Il Gambero rosso della Louisiana ha invaso laghi e fiumi. A rischio gli ecosistemi e animali come raganella e tritone

SASSARI. Sfrontato, curioso, senza paura. Ma anche famelico e con una capacità di adattamento fenomenale. Con le sue chele al cielo sembra quasi voler bloccare le auto sulla strada, dimenticandosi di essere lungo solo pochi centimetri. Ma la convinzione è ciò che conta, sembra dire questo esemplare maschio di Gambero rosso della Louisiana, fotografato qualche giorno fa da un lettore su una strada nei pressi del lago Coghinas. Insieme ad altri della sua specie ha deciso di camminare sull’asfalto sfidando i mezzi di passaggio e minacciando l’obiettivo di Giacomo Manca che lo voleva immortalare. Sarebbe anche simpatico, se non fosse che è il rappresentante di una specie capace di mettere a rischio gli ecosistemi e la cui diffusione rappresenta un vero problema.

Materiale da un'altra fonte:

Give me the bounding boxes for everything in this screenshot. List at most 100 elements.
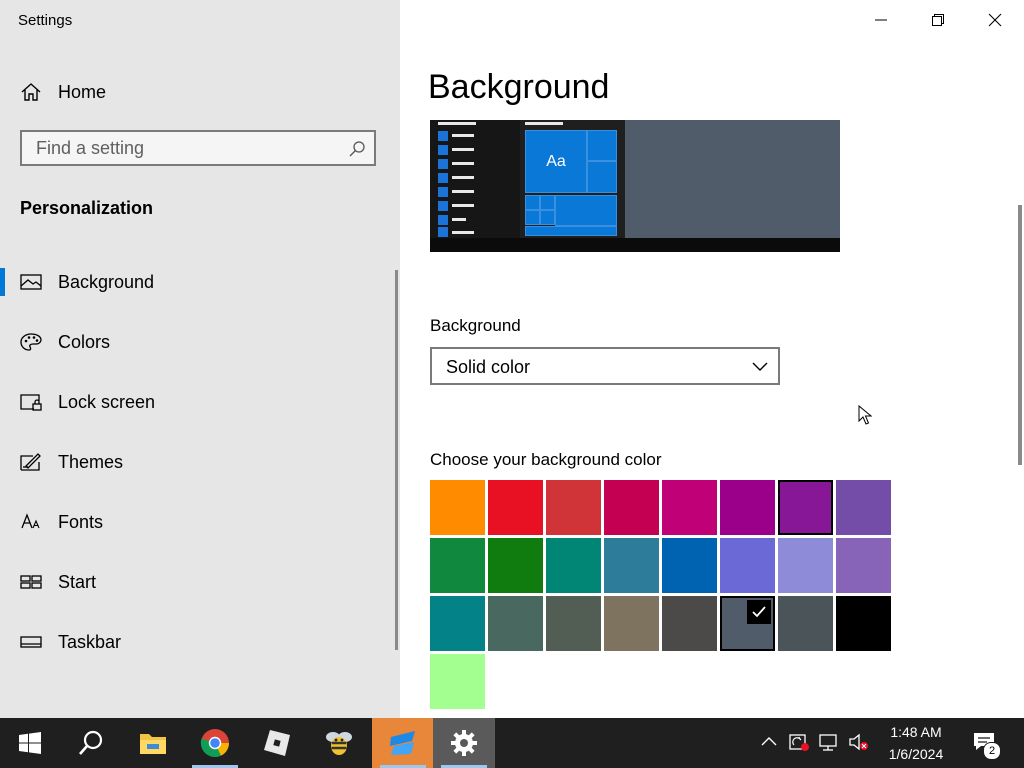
sidebar-scrollbar[interactable] <box>395 270 398 650</box>
app-title: Settings <box>18 12 73 29</box>
sidebar-item-lock-screen[interactable]: Lock screen <box>0 382 400 422</box>
file-explorer-button[interactable] <box>122 718 184 768</box>
clock-date[interactable]: 1/6/2024 <box>884 746 948 762</box>
themes-icon <box>20 453 41 471</box>
color-swatch-grid <box>430 480 900 720</box>
color-swatch[interactable] <box>720 480 775 535</box>
windows-start-icon <box>19 732 41 754</box>
volume-muted-icon[interactable] <box>848 732 870 752</box>
home-icon <box>21 83 41 101</box>
sidebar-item-label: Lock screen <box>58 392 156 412</box>
taskbar-icon <box>20 636 42 648</box>
color-swatch[interactable] <box>488 538 543 593</box>
chevron-down-icon <box>752 362 768 371</box>
clock-time[interactable]: 1:48 AM <box>884 724 948 740</box>
preview-app-list <box>430 120 520 238</box>
color-swatch[interactable] <box>604 596 659 651</box>
sidebar-item-label: Taskbar <box>58 632 122 652</box>
fonts-icon <box>21 513 40 529</box>
minimize-icon <box>875 19 887 21</box>
taskbar-search-button[interactable] <box>60 718 122 768</box>
notification-count-badge: 2 <box>983 742 1001 760</box>
page-title: Background <box>428 68 610 106</box>
color-swatch[interactable] <box>836 480 891 535</box>
background-type-label: Background <box>430 316 521 335</box>
sidebar-item-fonts[interactable]: Fonts <box>0 502 400 542</box>
color-swatch[interactable] <box>836 538 891 593</box>
color-swatch[interactable] <box>778 480 833 535</box>
taskbar: 2 <box>0 718 1024 768</box>
color-swatch[interactable] <box>430 480 485 535</box>
color-swatch[interactable] <box>836 596 891 651</box>
chrome-button[interactable] <box>184 718 246 768</box>
search-input[interactable] <box>22 132 346 164</box>
color-swatch[interactable] <box>546 538 601 593</box>
color-swatch[interactable] <box>662 480 717 535</box>
restore-icon <box>932 14 944 26</box>
sidebar-item-start[interactable]: Start <box>0 562 400 602</box>
color-swatch[interactable] <box>662 596 717 651</box>
color-swatch[interactable] <box>662 538 717 593</box>
chrome-icon <box>200 729 229 757</box>
sidebar-item-label: Background <box>58 272 155 292</box>
color-swatch[interactable] <box>778 538 833 593</box>
bee-app-icon <box>326 732 352 755</box>
roblox-studio-icon <box>390 731 415 755</box>
color-swatch[interactable] <box>546 596 601 651</box>
search-icon <box>79 730 103 755</box>
search-box[interactable] <box>20 130 376 166</box>
roblox-studio-button[interactable] <box>372 718 434 768</box>
palette-icon <box>20 333 42 351</box>
home-nav-item[interactable]: Home <box>0 72 400 112</box>
close-button[interactable] <box>967 0 1023 40</box>
color-swatch[interactable] <box>488 596 543 651</box>
color-swatch[interactable] <box>720 596 775 651</box>
dropdown-value: Solid color <box>446 357 531 377</box>
chevron-up-icon[interactable] <box>760 732 778 750</box>
background-preview: Aa <box>430 120 840 252</box>
color-swatch[interactable] <box>604 480 659 535</box>
preview-tile: Aa <box>525 130 587 193</box>
color-swatch[interactable] <box>778 596 833 651</box>
sidebar-item-background[interactable]: Background <box>0 262 400 302</box>
preview-taskbar <box>430 238 840 252</box>
mouse-cursor-icon <box>858 405 872 425</box>
background-type-dropdown[interactable]: Solid color <box>430 347 780 385</box>
picture-icon <box>20 274 42 290</box>
background-color-label: Choose your background color <box>430 450 662 469</box>
color-swatch[interactable] <box>546 480 601 535</box>
color-swatch[interactable] <box>430 538 485 593</box>
sidebar-item-taskbar[interactable]: Taskbar <box>0 622 400 662</box>
sidebar-item-colors[interactable]: Colors <box>0 322 400 362</box>
minimize-button[interactable] <box>853 0 909 40</box>
roblox-button[interactable] <box>246 718 308 768</box>
sync-status-icon[interactable] <box>788 732 810 752</box>
sidebar: Settings Home Personalization Background… <box>0 0 400 718</box>
sidebar-item-label: Themes <box>58 452 124 472</box>
settings-gear-icon <box>451 730 477 756</box>
sidebar-item-label: Colors <box>58 332 111 352</box>
section-title: Personalization <box>20 198 154 218</box>
color-swatch[interactable] <box>488 480 543 535</box>
lock-screen-icon <box>20 394 42 411</box>
sidebar-item-label: Fonts <box>58 512 104 532</box>
network-icon[interactable] <box>818 732 840 752</box>
start-icon <box>20 575 42 589</box>
roblox-icon <box>264 730 290 756</box>
settings-taskbar-button[interactable] <box>433 718 495 768</box>
sidebar-item-label: Start <box>58 572 97 592</box>
main-scrollbar[interactable] <box>1018 205 1022 465</box>
close-icon <box>988 13 1002 27</box>
home-label: Home <box>58 82 107 102</box>
bee-app-button[interactable] <box>308 718 370 768</box>
start-button[interactable] <box>0 718 62 768</box>
search-icon[interactable] <box>348 140 366 158</box>
action-center-button[interactable]: 2 <box>960 718 1010 768</box>
restore-button[interactable] <box>910 0 966 40</box>
color-swatch[interactable] <box>430 596 485 651</box>
color-swatch[interactable] <box>604 538 659 593</box>
color-swatch[interactable] <box>720 538 775 593</box>
file-explorer-icon <box>140 734 166 754</box>
color-swatch[interactable] <box>430 654 485 709</box>
sidebar-item-themes[interactable]: Themes <box>0 442 400 482</box>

Trovare questi crostacei nella zona dello specchio lacustre gallurese non rappresenta ormai più una sorpresa. «Proprio in quelle acque per la prima volta nel 2005 studiai un esemplare di Procambarus clarkii (questo il nome scientifico) – spiega Flavio Orrù, zoologo specialista di fauna d’acque dolci – Si tratta di una specie una specie originaria di una vasta zona sud-occidentali che si estende dal Messico settentrionale alla Florida, Illinois e Ohio; è stata poi introdotta in molte zone del mondo. È un crostaceo con tipologie non presenti storicamente in Italia e tantomeno in Sardegna, una specie alloctona e invasiva, portata volontariamente o accidentalmente (difficile dirlo). Quando una specie viene introdotta in un ambiente nuovo può adattarsi oppure no: ebbene, sembra che nel Coghinas il Gambero della Louisiana si sia trovato molto bene». I casi di avvistamento infatti ormai non si contano. Ma nel frattempo il crostaceo americano è comparso anche in altre acque della Gallura, come nella foce di un fiume ad Aglientu o nel Padrongianus a Olbia, quindi anche nel resto dell’isola, sino al sud, a Molentargius.

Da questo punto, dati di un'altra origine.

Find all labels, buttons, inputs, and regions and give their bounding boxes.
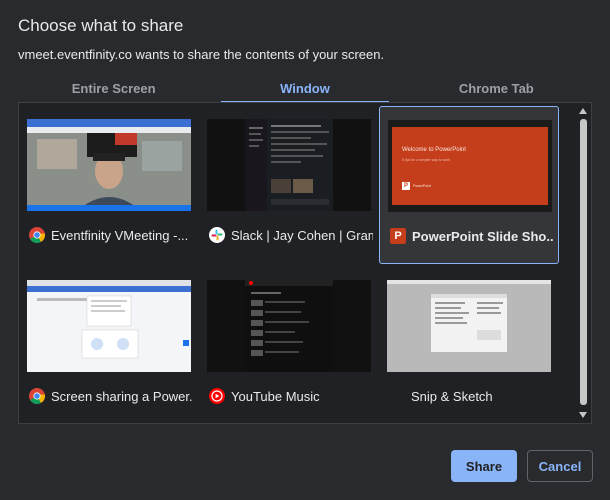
slide-frame: Welcome to PowerPoint 5 tips for a simpl… — [388, 120, 552, 212]
window-label: Screen sharing a Power... — [29, 386, 193, 406]
window-item-youtube-music[interactable]: YouTube Music — [199, 264, 379, 422]
dialog-title: Choose what to share — [18, 16, 184, 35]
cancel-button[interactable]: Cancel — [527, 450, 593, 482]
slide-title: Welcome to PowerPoint — [402, 147, 466, 153]
window-label: Eventfinity VMeeting -... — [29, 225, 193, 245]
tab-entire-screen[interactable]: Entire Screen — [18, 76, 209, 102]
vertical-scrollbar[interactable] — [576, 103, 591, 423]
window-title: Eventfinity VMeeting -... — [51, 227, 189, 243]
window-thumbnail: Welcome to PowerPoint 5 tips for a simpl… — [388, 120, 552, 212]
thumbnail-image — [245, 280, 333, 372]
share-button[interactable]: Share — [451, 450, 517, 482]
slide-subtitle: 5 tips for a simpler way to work — [402, 158, 451, 162]
slide-canvas: Welcome to PowerPoint 5 tips for a simpl… — [392, 127, 548, 205]
window-title: Slack | Jay Cohen | Gram... — [231, 227, 373, 243]
tab-chrome-tab[interactable]: Chrome Tab — [401, 76, 592, 102]
window-title: PowerPoint Slide Sho... — [412, 228, 554, 244]
window-thumbnail — [207, 119, 371, 211]
powerpoint-icon: P — [390, 228, 406, 244]
window-title: YouTube Music — [231, 388, 320, 404]
window-label: P PowerPoint Slide Sho... — [390, 226, 554, 246]
scroll-up-arrow-icon[interactable] — [579, 108, 587, 114]
window-thumbnail — [27, 280, 191, 372]
slack-icon — [209, 227, 225, 243]
window-label: Slack | Jay Cohen | Gram... — [209, 225, 373, 245]
thumbnail-image — [245, 119, 333, 211]
thumbnail-image — [27, 119, 191, 211]
window-item-powerpoint[interactable]: Welcome to PowerPoint 5 tips for a simpl… — [379, 106, 559, 264]
window-thumbnail — [27, 119, 191, 211]
window-title: Screen sharing a Power... — [51, 388, 193, 404]
share-source-tabs: Entire Screen Window Chrome Tab — [18, 76, 592, 103]
window-item-eventfinity[interactable]: Eventfinity VMeeting -... — [19, 103, 199, 261]
thumbnail-image — [27, 280, 191, 372]
chrome-icon — [29, 227, 45, 243]
window-item-screen-sharing[interactable]: Screen sharing a Power... — [19, 264, 199, 422]
window-list: Eventfinity VMeeting -... Slack | Jay Co… — [18, 102, 592, 424]
window-label: Snip & Sketch — [389, 386, 553, 406]
slide-app-name: PowerPoint — [413, 184, 431, 188]
window-item-snip-sketch[interactable]: Snip & Sketch — [379, 264, 559, 422]
dialog-subtitle: vmeet.eventfinity.co wants to share the … — [18, 47, 385, 62]
scrollbar-thumb[interactable] — [580, 119, 587, 405]
thumbnail-image — [387, 280, 551, 372]
snip-sketch-icon — [389, 388, 405, 404]
scroll-down-arrow-icon[interactable] — [579, 412, 587, 418]
window-title: Snip & Sketch — [411, 388, 493, 404]
window-item-slack[interactable]: Slack | Jay Cohen | Gram... — [199, 103, 379, 261]
chrome-icon — [29, 388, 45, 404]
powerpoint-logo-icon: P — [402, 182, 410, 190]
youtube-music-icon — [209, 388, 225, 404]
window-thumbnail — [207, 280, 371, 372]
share-dialog: Choose what to share vmeet.eventfinity.c… — [0, 0, 610, 500]
tab-window[interactable]: Window — [209, 76, 400, 103]
window-label: YouTube Music — [209, 386, 373, 406]
window-thumbnail — [387, 280, 551, 372]
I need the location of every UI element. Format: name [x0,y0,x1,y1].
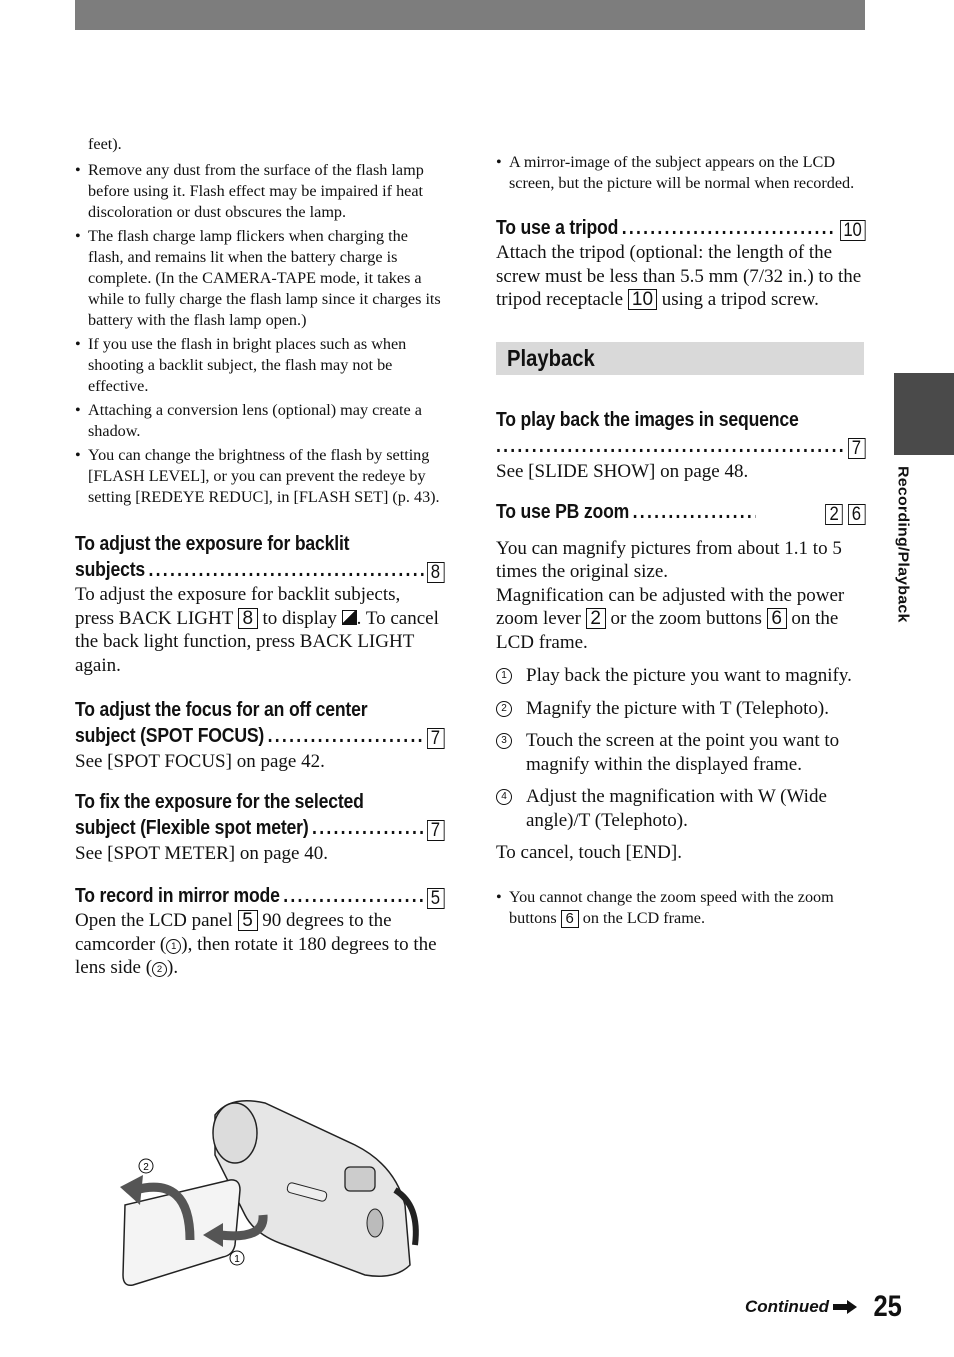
control-dial [366,1208,384,1238]
chapter-tab-label: Recording/Playback [893,466,923,646]
chapter-label-text: Recording/Playback [894,466,911,623]
pb-zoom-step: 1 Play back the picture you want to magni… [496,664,864,688]
body-text: using a tripod screw. [661,289,819,310]
mirror-body: Open the LCD panel 5 90 degrees to the c… [75,909,443,980]
header-bar [75,0,865,30]
heading-line: To use PB zoom [496,500,630,523]
pb-zoom-intro2: Magnification can be adjusted with the p… [496,584,864,655]
flash-note: Attaching a conversion lens (optional) m… [75,400,443,442]
spot-focus-heading: To adjust the focus for an off center su… [75,697,445,749]
arrow-right-icon [833,1300,858,1314]
flash-note: If you use the flash in bright places su… [75,334,443,397]
part-ref: 7 [426,820,445,841]
viewfinder [344,1166,376,1192]
mirror-heading: To record in mirror mode 5 [75,883,445,909]
continued-label: Continued [745,1297,830,1316]
body-text: Open the LCD panel [75,910,233,931]
leader-dots [312,815,423,841]
part-ref: 7 [847,437,866,459]
part-ref: 8 [237,607,258,629]
body-text: on the LCD frame. [582,908,706,927]
backlight-heading: To adjust the exposure for backlit subje… [75,531,445,583]
heading-line: subject (Flexible spot meter) [75,817,309,839]
pb-zoom-step: 3 Touch the screen at the point you want … [496,729,864,776]
flash-note: Remove any dust from the surface of the … [75,160,443,223]
carryover-text: feet). [88,135,122,153]
step-text: Play back the picture you want to magnif… [526,665,852,686]
step-marker: 2 [496,700,512,717]
lens-barrel [212,1102,258,1164]
heading-line: subjects [75,559,146,581]
body-text: or the zoom buttons [610,608,762,629]
pb-zoom-intro: You can magnify pictures from about 1.1 … [496,537,842,583]
backlight-icon [341,609,357,625]
part-ref: 2 [825,503,843,525]
heading-line: To adjust the focus for an off center [75,699,368,721]
section-heading-playback: Playback [496,341,864,375]
part-ref: 10 [839,220,866,241]
step-marker: 1 [166,938,182,954]
pb-zoom-note: You cannot change the zoom speed with th… [496,887,864,929]
flash-note: The flash charge lamp flickers when char… [75,226,443,331]
leader-dots [633,499,756,525]
backlight-body: To adjust the exposure for backlit subje… [75,583,443,677]
heading-line: To fix the exposure for the selected [75,791,364,813]
section-title: Playback [507,344,595,371]
leader-dots [496,433,844,459]
leader-dots [268,723,423,749]
step-text: Magnify the picture with T (Telephoto). [526,697,829,719]
spot-meter-heading: To fix the exposure for the selected sub… [75,789,445,841]
body-text: ). [167,957,179,978]
part-ref: 6 [847,503,866,525]
heading-line: subject (SPOT FOCUS) [75,725,265,747]
part-ref: 8 [426,562,445,583]
chapter-tab [894,373,954,455]
heading-line: To record in mirror mode [75,885,280,907]
pb-zoom-step: 4 Adjust the magnification with W (Wide a… [496,785,864,832]
part-ref: 6 [560,909,579,928]
pb-zoom-heading: To use PB zoom 2 6 [496,499,866,525]
part-ref: 7 [426,728,445,749]
sequence-heading: To play back the images in sequence 7 [496,407,866,459]
part-ref: 5 [426,888,445,909]
heading-line: To adjust the exposure for backlit [75,533,350,555]
sequence-body: See [SLIDE SHOW] on page 48. [496,460,749,482]
pb-zoom-cancel: To cancel, touch [END]. [496,842,682,863]
mirror-note: A mirror-image of the subject appears on… [496,152,864,194]
step-1-label: 1 [234,1254,240,1265]
step-2-label: 2 [143,1162,149,1173]
right-column: A mirror-image of the subject appears on… [496,152,866,932]
part-ref: 5 [237,910,258,931]
leader-dots [149,557,424,583]
camcorder-drawing: 2 1 [120,1100,419,1287]
body-text: to display [262,607,337,629]
spot-meter-body: See [SPOT METER] on page 40. [75,843,328,864]
pb-zoom-step: 2 Magnify the picture with T (Telephoto). [496,697,864,721]
heading-line: To use a tripod [496,217,619,239]
step-marker: 4 [496,789,512,805]
camcorder-illustration: 2 1 [95,1095,435,1290]
step-marker: 3 [496,733,512,749]
step-text: Adjust the magnification with W (Wide an… [526,786,827,831]
flash-note: You can change the brightness of the fla… [75,445,443,508]
part-ref: 10 [627,289,658,310]
step-text: Touch the screen at the point you want t… [526,730,840,775]
part-ref: 2 [585,608,606,629]
leader-dots [622,215,837,241]
tripod-heading: To use a tripod 10 [496,215,866,241]
rotate-arrowhead [120,1175,143,1205]
page-footer: Continued 25 [745,1290,904,1324]
heading-line: To play back the images in sequence [496,408,799,431]
page-number: 25 [873,1290,902,1323]
step-marker: 1 [496,668,512,684]
left-column: feet). Remove any dust from the surface … [75,134,445,980]
leader-dots [283,883,423,909]
step-marker: 2 [152,962,168,977]
part-ref: 6 [766,608,787,629]
spot-focus-body: See [SPOT FOCUS] on page 42. [75,751,325,772]
tripod-body: Attach the tripod (optional: the length … [496,241,864,312]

Il problema è che una volta introdotto in un ambiente adeguato, il nostro gambero è difficile da eradicare e in Sardegna il Procambarus clarki è considerato una delle cause possibili dell’impoverimento degli habitat delle acque dolci, contrastando la sopravvivenza di specie autoctone. «Ha la caratteristica di essere politrofica e opportunistica – spiega Orrù – cresce in fretta e tra il terzo e il quinto mese ha già raggiunto la maturità sessuale. Questo fatto, insieme alla capacità di scavare lunghe gallerie sotterranee (mettendo a repentaglio gli argini, ndc)e la resistenza a condizioni estreme, permette al gambero di raggiungere livelli competitivi nella catena trofica, a danno delle altre specie presenti negli ecosistemi acquatici. E i sistemi idrici di passaggio dell’acqua che mettono in comunicazione i bacini idrografici della Sardegna costituiscono un’ottima rete di diffusione».

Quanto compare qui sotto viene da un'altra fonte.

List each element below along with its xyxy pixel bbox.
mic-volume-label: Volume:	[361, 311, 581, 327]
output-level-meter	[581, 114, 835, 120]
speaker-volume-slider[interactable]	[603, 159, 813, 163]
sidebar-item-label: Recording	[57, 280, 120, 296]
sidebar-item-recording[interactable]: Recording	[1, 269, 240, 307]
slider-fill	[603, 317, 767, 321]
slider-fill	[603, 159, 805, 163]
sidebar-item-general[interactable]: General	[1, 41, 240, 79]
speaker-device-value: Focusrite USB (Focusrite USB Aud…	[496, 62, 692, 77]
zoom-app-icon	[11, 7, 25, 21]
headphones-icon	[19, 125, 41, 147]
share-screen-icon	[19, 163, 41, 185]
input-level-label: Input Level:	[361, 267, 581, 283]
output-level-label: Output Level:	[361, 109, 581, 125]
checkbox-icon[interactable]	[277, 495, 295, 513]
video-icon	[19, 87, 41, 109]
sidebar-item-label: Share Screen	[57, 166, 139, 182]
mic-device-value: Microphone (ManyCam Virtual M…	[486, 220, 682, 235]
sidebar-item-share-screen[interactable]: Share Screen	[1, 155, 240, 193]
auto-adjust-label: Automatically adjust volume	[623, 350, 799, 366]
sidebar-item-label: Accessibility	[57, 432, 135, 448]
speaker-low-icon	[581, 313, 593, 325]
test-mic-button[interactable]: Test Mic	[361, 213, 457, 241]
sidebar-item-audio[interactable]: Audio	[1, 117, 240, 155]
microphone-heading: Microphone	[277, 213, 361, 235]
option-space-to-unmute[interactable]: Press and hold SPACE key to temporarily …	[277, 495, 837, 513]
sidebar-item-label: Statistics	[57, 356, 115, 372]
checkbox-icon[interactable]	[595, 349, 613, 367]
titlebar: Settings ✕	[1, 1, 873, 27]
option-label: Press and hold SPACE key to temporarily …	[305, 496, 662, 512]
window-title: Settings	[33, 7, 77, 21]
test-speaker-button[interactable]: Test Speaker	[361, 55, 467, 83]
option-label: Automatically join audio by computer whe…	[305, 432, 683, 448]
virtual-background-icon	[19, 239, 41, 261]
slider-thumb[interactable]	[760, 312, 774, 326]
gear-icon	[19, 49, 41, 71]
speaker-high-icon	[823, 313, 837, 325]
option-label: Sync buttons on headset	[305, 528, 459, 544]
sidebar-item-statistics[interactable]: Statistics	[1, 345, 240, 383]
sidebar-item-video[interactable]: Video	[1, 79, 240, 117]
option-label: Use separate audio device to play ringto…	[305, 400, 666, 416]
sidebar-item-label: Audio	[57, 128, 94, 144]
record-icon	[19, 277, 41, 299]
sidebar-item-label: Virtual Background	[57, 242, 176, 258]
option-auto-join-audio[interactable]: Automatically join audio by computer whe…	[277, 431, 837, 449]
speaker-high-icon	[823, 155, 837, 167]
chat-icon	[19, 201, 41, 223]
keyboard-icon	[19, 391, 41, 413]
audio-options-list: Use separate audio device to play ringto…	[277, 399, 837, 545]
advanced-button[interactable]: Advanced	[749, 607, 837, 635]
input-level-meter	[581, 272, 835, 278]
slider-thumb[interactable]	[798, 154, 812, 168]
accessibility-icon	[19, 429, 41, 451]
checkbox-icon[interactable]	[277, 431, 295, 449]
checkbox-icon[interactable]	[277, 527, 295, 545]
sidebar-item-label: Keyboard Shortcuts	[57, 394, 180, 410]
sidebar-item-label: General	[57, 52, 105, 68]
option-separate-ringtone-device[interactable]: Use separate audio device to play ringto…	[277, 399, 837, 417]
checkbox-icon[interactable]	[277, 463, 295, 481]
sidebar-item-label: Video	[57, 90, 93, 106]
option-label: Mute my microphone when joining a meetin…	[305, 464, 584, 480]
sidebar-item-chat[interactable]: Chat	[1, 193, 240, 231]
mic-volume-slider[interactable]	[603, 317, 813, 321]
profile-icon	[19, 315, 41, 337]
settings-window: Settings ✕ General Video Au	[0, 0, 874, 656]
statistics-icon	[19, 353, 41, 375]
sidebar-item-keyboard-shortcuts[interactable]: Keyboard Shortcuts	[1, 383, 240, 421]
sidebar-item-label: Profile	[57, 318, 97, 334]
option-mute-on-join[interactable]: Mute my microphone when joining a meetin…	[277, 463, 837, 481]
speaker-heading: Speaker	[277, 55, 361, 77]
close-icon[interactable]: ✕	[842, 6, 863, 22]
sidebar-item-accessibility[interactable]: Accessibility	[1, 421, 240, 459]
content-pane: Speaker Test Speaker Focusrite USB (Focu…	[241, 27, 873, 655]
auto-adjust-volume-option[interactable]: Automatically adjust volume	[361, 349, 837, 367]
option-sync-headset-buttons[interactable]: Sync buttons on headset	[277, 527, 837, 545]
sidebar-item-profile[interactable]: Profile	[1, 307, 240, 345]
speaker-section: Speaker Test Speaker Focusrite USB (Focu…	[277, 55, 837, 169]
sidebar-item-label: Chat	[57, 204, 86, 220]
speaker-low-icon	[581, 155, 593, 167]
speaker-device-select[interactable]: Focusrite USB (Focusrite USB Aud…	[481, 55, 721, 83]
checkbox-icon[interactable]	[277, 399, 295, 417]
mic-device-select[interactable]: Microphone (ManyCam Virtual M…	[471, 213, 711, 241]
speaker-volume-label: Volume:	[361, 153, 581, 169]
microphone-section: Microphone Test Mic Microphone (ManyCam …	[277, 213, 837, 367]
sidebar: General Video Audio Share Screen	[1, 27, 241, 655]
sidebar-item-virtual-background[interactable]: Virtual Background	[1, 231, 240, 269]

Sembra ormai chiara la responsabilità del clarkii nel provoca l'estinzione locale di numerose specie di molluschi, pesci, anfibi, idrofite e macroinvertebrati, « soprattutto – dice Orrù – considerando le caratteristiche di particolare vulnerabilità di alcune specie della fauna isolana come la raganella sarda, il discoglosso sardo e il tritone sardo».

Il Gambero rosso della Louisiana ha dei nemici nelle stesse acqua che frequenta, come il persico trota a sua volta introdotto come specie alloctona dai pescatori, ma anche l’anguilla che invece è autoctona. E diversi uccelli possono contrastarlo, come il cormorano, la garzetta, l’airone rosso e i tarabuso. Ma occorre capire come intervenire prima che i danni siano irreversibili.